Kirchheimer, por sua vez, publicou em 1939 uma ampla e pioneira análise da questão do crime e da punição no livro Punishment and Social Structure, que viria a adiantar inúmeras teses expostas posteriormente por Michel Foucault (1926-1984) em seu famoso Vigiar e Punir (1975). A temática foi retomada em 1944, na Dialética do Esclarecimento, em um fragmento em que Adorno e Horkheimer dedicam-se à temática do criminoso e das formas de punição do crime (MASSOLA, 2007, p. 134). Em ambas as obras, são ressaltados os fatores econômicos que levam as sociedades a elaborarem diferentes conceitos de crime e de punição adequada, em especial aqueles relativos à divisão de trabalho e à disponibilidade de mão-de-obra, bem como os que se relacionam com a concepção que cada sociedade elabora a respeito de quem são os seus “indesejáveis” (HORKHEIMER; ADORNO, 2002, p. 187-190; RUSCHE; KIRCHHEIMER, 1984, p. 50 e 85-86). No texto de Kirchheimer é destacada a natureza arbitrária com a qual o direito penal opera e operou no passado, que torna difícil distinguir entre a justiça e o capricho individual dos ocupantes de cargos de poder; mais do que isso, há a afirmação de que a burguesia se preocupou em efetuar as reformas legais ocorridas durante o Iluminismo, em grande parte, por ter sido bem-sucedida em sua luta por poder político e, com isso, precisar buscar meios de garantir a própria segurança. Os pioneiros da reforma penal estariam, em suma, fundamentalmente preocupados em limitar o poder discricionário do estado impondo um rígido controle sobre as autoridades (RUSCHE; KIRCHHEIMER, 1984, p. 85-86). Esta formulação é tão similar às críticas ao liberalismo “burguês” encontradas nos trabalhos de Schmitt que salta aos olhos o fato de Kirchheimer, seu ex-aluno, não ter recorrido a citações diretas. A mesma concepção sobre os “indesejáveis” pode ser entrevista em dois ensaios de Kurz do ano de 2005, intitulados Seres Humanos Não-Rentáveis e Barbárie, Migração e Guerras de Ordenamento Mundial, com a sua devida ligação aos fenômenos econômicos, inclusive com considerações a respeito de como os “operadores” do sistema buscam, através do controle legal e político, a obtenção de segurança (KURZ, 2005a, 2005b).
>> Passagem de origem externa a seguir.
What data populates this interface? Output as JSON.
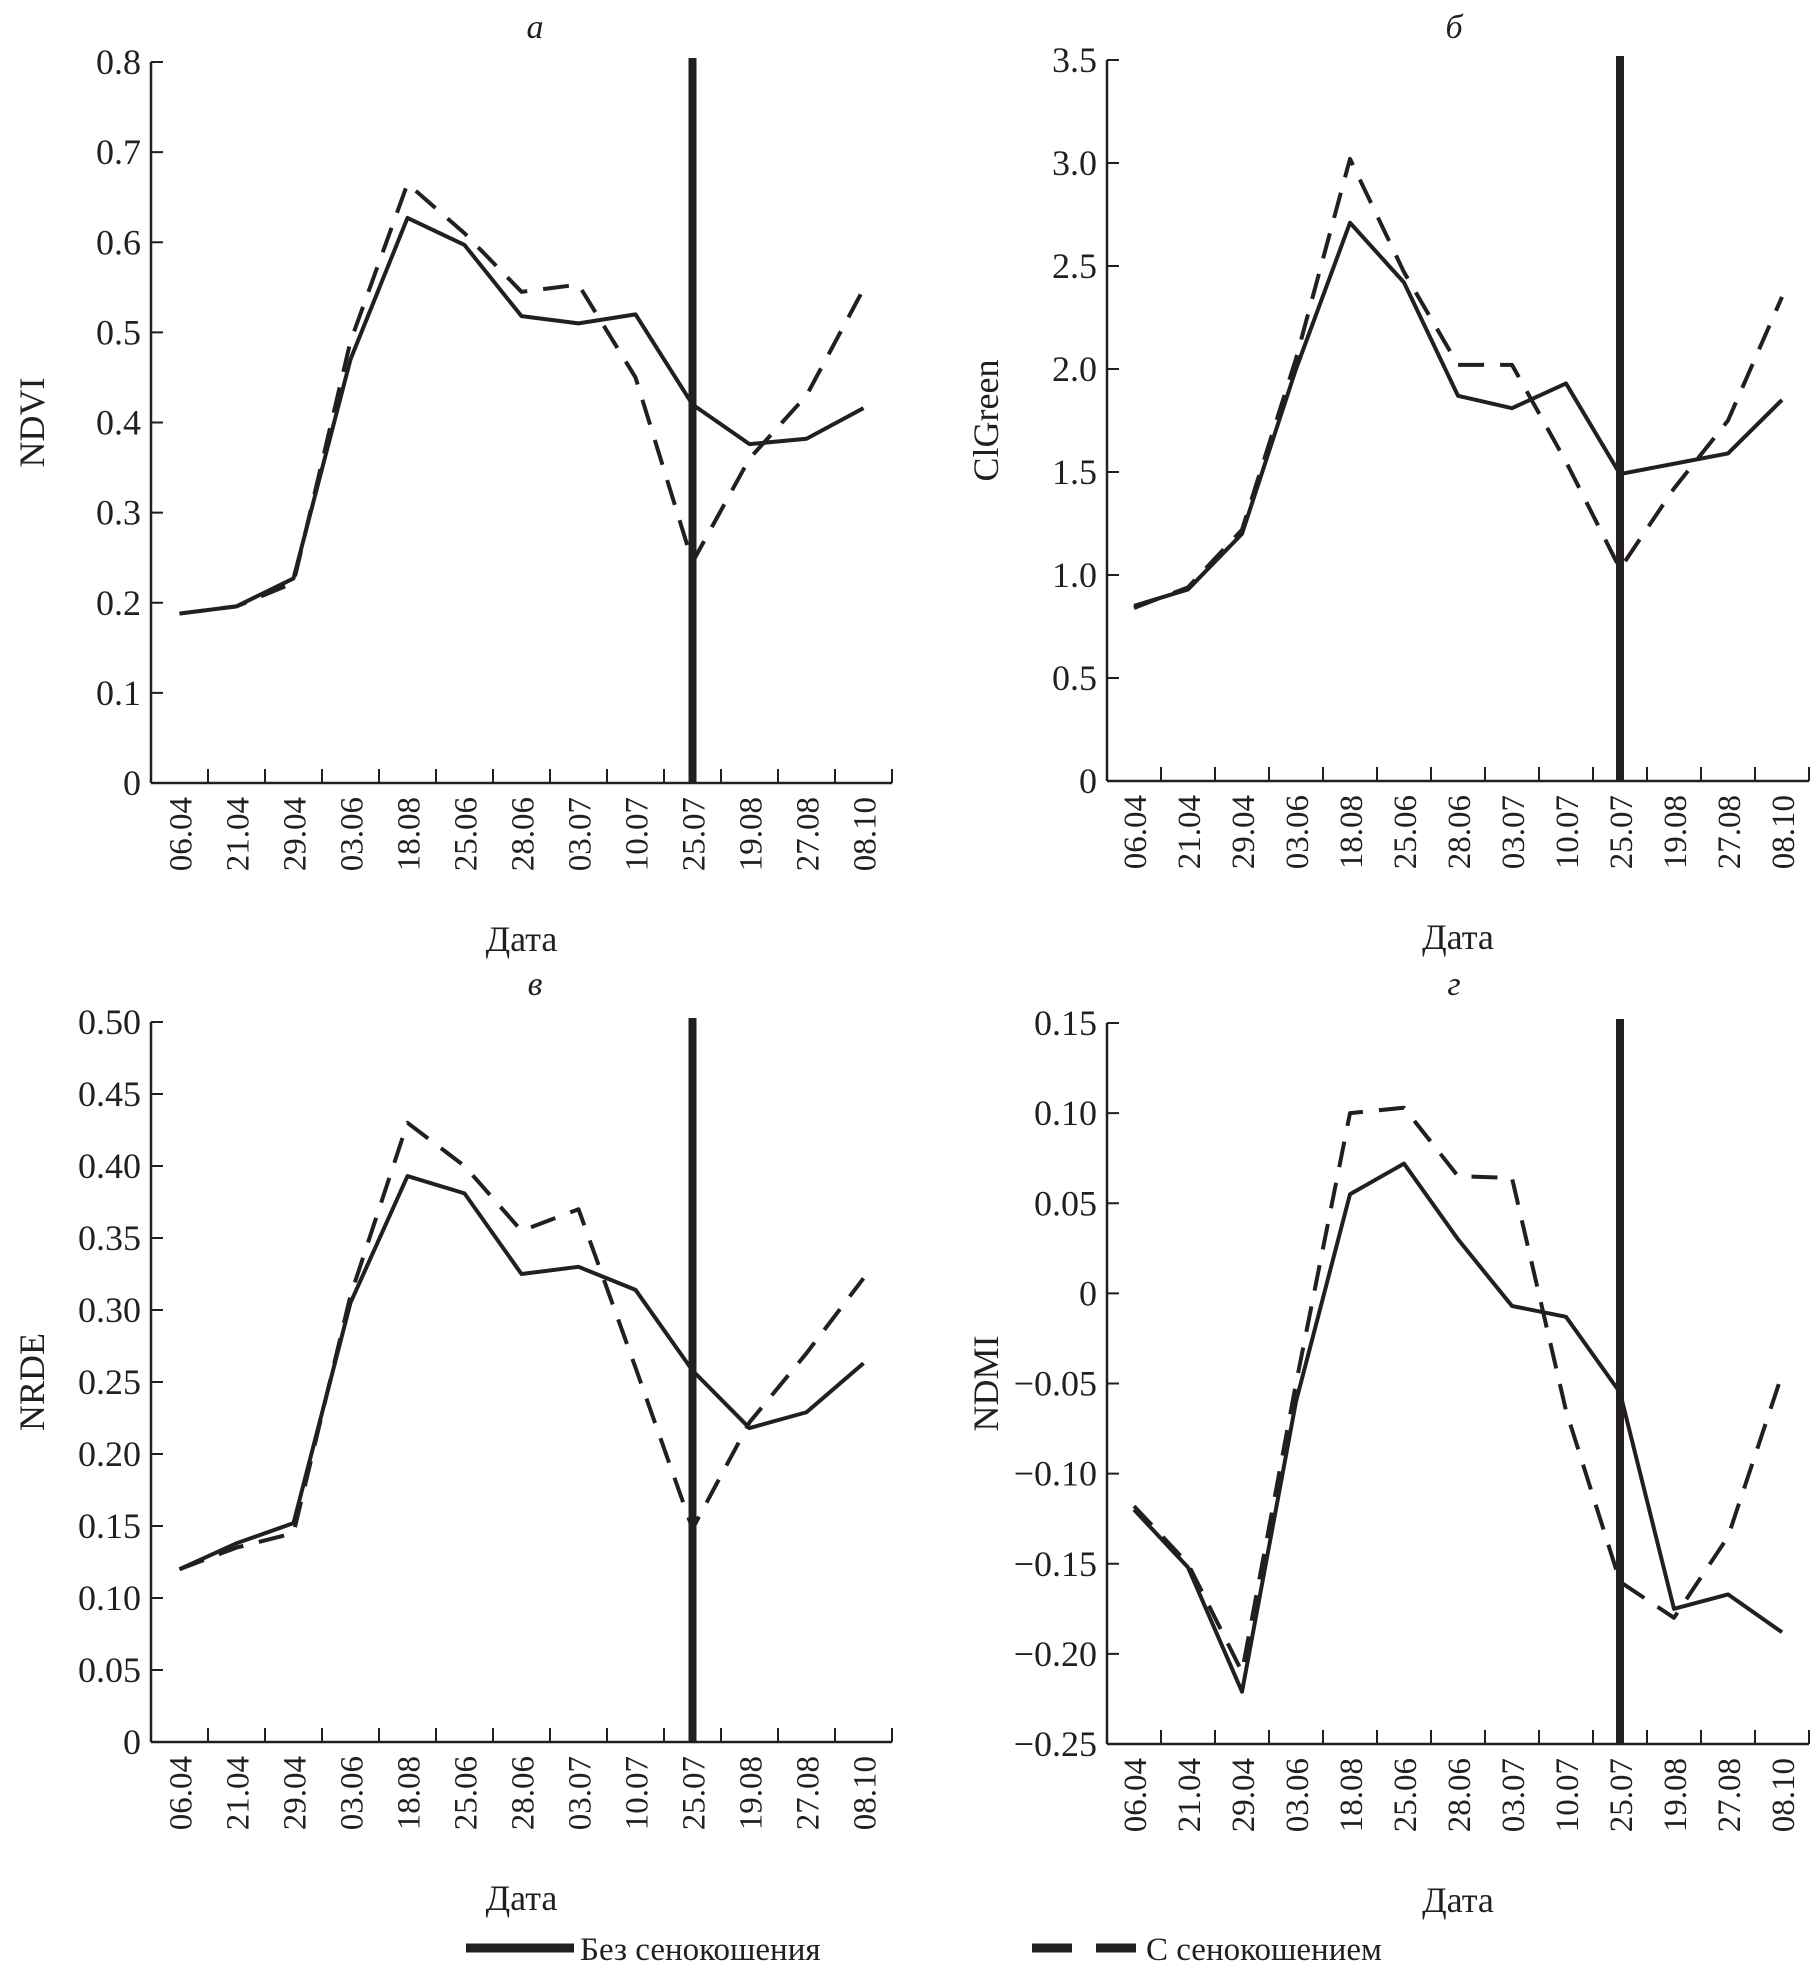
{
  "chart_data": [
    {
      "type": "line",
      "title": "а",
      "xlabel": "Дата",
      "ylabel": "NDVI",
      "categories": [
        "06.04",
        "21.04",
        "29.04",
        "03.06",
        "18.08",
        "25.06",
        "28.06",
        "03.07",
        "10.07",
        "25.07",
        "19.08",
        "27.08",
        "08.10"
      ],
      "ylim": [
        0,
        0.8
      ],
      "yticks": [
        "0",
        "0.1",
        "0.2",
        "0.3",
        "0.4",
        "0.5",
        "0.6",
        "0.7",
        "0.8"
      ],
      "marker_category": "25.07",
      "series": [
        {
          "name": "Без сенокошения",
          "style": "solid",
          "values": [
            0.188,
            0.196,
            0.227,
            0.47,
            0.627,
            0.597,
            0.518,
            0.51,
            0.52,
            0.42,
            0.376,
            0.382,
            0.416
          ]
        },
        {
          "name": "С сенокошением",
          "style": "dashed",
          "values": [
            0.188,
            0.196,
            0.222,
            0.49,
            0.665,
            0.61,
            0.545,
            0.553,
            0.45,
            0.245,
            0.36,
            0.43,
            0.548
          ]
        }
      ]
    },
    {
      "type": "line",
      "title": "б",
      "xlabel": "Дата",
      "ylabel": "ClGreen",
      "categories": [
        "06.04",
        "21.04",
        "29.04",
        "03.06",
        "18.08",
        "25.06",
        "28.06",
        "03.07",
        "10.07",
        "25.07",
        "19.08",
        "27.08",
        "08.10"
      ],
      "ylim": [
        0,
        3.5
      ],
      "yticks": [
        "0",
        "0.5",
        "1.0",
        "1.5",
        "2.0",
        "2.5",
        "3.0",
        "3.5"
      ],
      "marker_category": "25.07",
      "series": [
        {
          "name": "Без сенокошения",
          "style": "solid",
          "values": [
            0.85,
            0.93,
            1.2,
            2.0,
            2.71,
            2.42,
            1.87,
            1.81,
            1.93,
            1.49,
            1.54,
            1.59,
            1.85
          ]
        },
        {
          "name": "С сенокошением",
          "style": "dashed",
          "values": [
            0.84,
            0.94,
            1.22,
            2.05,
            3.02,
            2.47,
            2.02,
            2.02,
            1.55,
            1.03,
            1.42,
            1.75,
            2.35
          ]
        }
      ]
    },
    {
      "type": "line",
      "title": "в",
      "xlabel": "Дата",
      "ylabel": "NRDE",
      "categories": [
        "06.04",
        "21.04",
        "29.04",
        "03.06",
        "18.08",
        "25.06",
        "28.06",
        "03.07",
        "10.07",
        "25.07",
        "19.08",
        "27.08",
        "08.10"
      ],
      "ylim": [
        0,
        0.5
      ],
      "yticks": [
        "0",
        "0.05",
        "0.10",
        "0.15",
        "0.20",
        "0.25",
        "0.30",
        "0.35",
        "0.40",
        "0.45",
        "0.50"
      ],
      "marker_category": "25.07",
      "series": [
        {
          "name": "Без сенокошения",
          "style": "solid",
          "values": [
            0.12,
            0.138,
            0.152,
            0.305,
            0.393,
            0.381,
            0.325,
            0.33,
            0.314,
            0.258,
            0.218,
            0.229,
            0.263
          ]
        },
        {
          "name": "С сенокошением",
          "style": "dashed",
          "values": [
            0.12,
            0.135,
            0.145,
            0.31,
            0.43,
            0.4,
            0.355,
            0.37,
            0.26,
            0.148,
            0.222,
            0.27,
            0.322
          ]
        }
      ]
    },
    {
      "type": "line",
      "title": "г",
      "xlabel": "Дата",
      "ylabel": "NDMI",
      "categories": [
        "06.04",
        "21.04",
        "29.04",
        "03.06",
        "18.08",
        "25.06",
        "28.06",
        "03.07",
        "10.07",
        "25.07",
        "19.08",
        "27.08",
        "08.10"
      ],
      "ylim": [
        -0.25,
        0.15
      ],
      "yticks": [
        "−0.25",
        "−0.20",
        "−0.15",
        "−0.10",
        "−0.05",
        "0",
        "0.05",
        "0.10",
        "0.15"
      ],
      "marker_category": "25.07",
      "series": [
        {
          "name": "Без сенокошения",
          "style": "solid",
          "values": [
            -0.12,
            -0.152,
            -0.221,
            -0.06,
            0.055,
            0.072,
            0.03,
            -0.007,
            -0.013,
            -0.055,
            -0.175,
            -0.167,
            -0.188
          ]
        },
        {
          "name": "С сенокошением",
          "style": "dashed",
          "values": [
            -0.118,
            -0.15,
            -0.21,
            -0.05,
            0.1,
            0.103,
            0.065,
            0.064,
            -0.065,
            -0.16,
            -0.18,
            -0.135,
            -0.045
          ]
        }
      ]
    }
  ],
  "legend": {
    "placement": "bottom",
    "items": [
      {
        "label": "Без сенокошения",
        "style": "solid"
      },
      {
        "label": "С сенокошением",
        "style": "dashed"
      }
    ]
  },
  "colors": {
    "ink": "#231f20"
  }
}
Por fim, reitere-se que Walter Benjamin não apenas havia atingido nos ensaios de juventude críticas similares às de Carl Schmitt em relação aos “valores burgueses”, mas em Origem do Drama Trágico Alemão sua análise levanta a questão de um certo relacionamento entre história e política que perpassa a questão da soberania na forma de um problema metodológico e teórico (WEBER, 1992, p. 6-9). Iremos nos ater apenas à questão metodológica. Benjamin inicia sua exposição, no prólogo epistemológico-crítico, afirmando, à semelhança de Schmitt na Teologia Política, que os fenômenos empíricos são mais bem evidenciados e mais profundamente compreendidos através de casos extremos – “o conceito tem suas raízes no extremo” (BENJAMIN, 2003, p. 35; SCHMITT, 1985, p. 15). De acordo com Weber,

O modo de investigação de Benjamin, seu Forschungsweise, tem uma dívida com o de Schmitt: ambos compartilham um certo extremismo metodológico pelo qual a formação de um conceito é, paradoxalmente, mas necessariamente, dependente de um contato ou um encontro com uma singularidade que excede ou foge ao conceito (WEBER, 1992, p. 7, tradução livre).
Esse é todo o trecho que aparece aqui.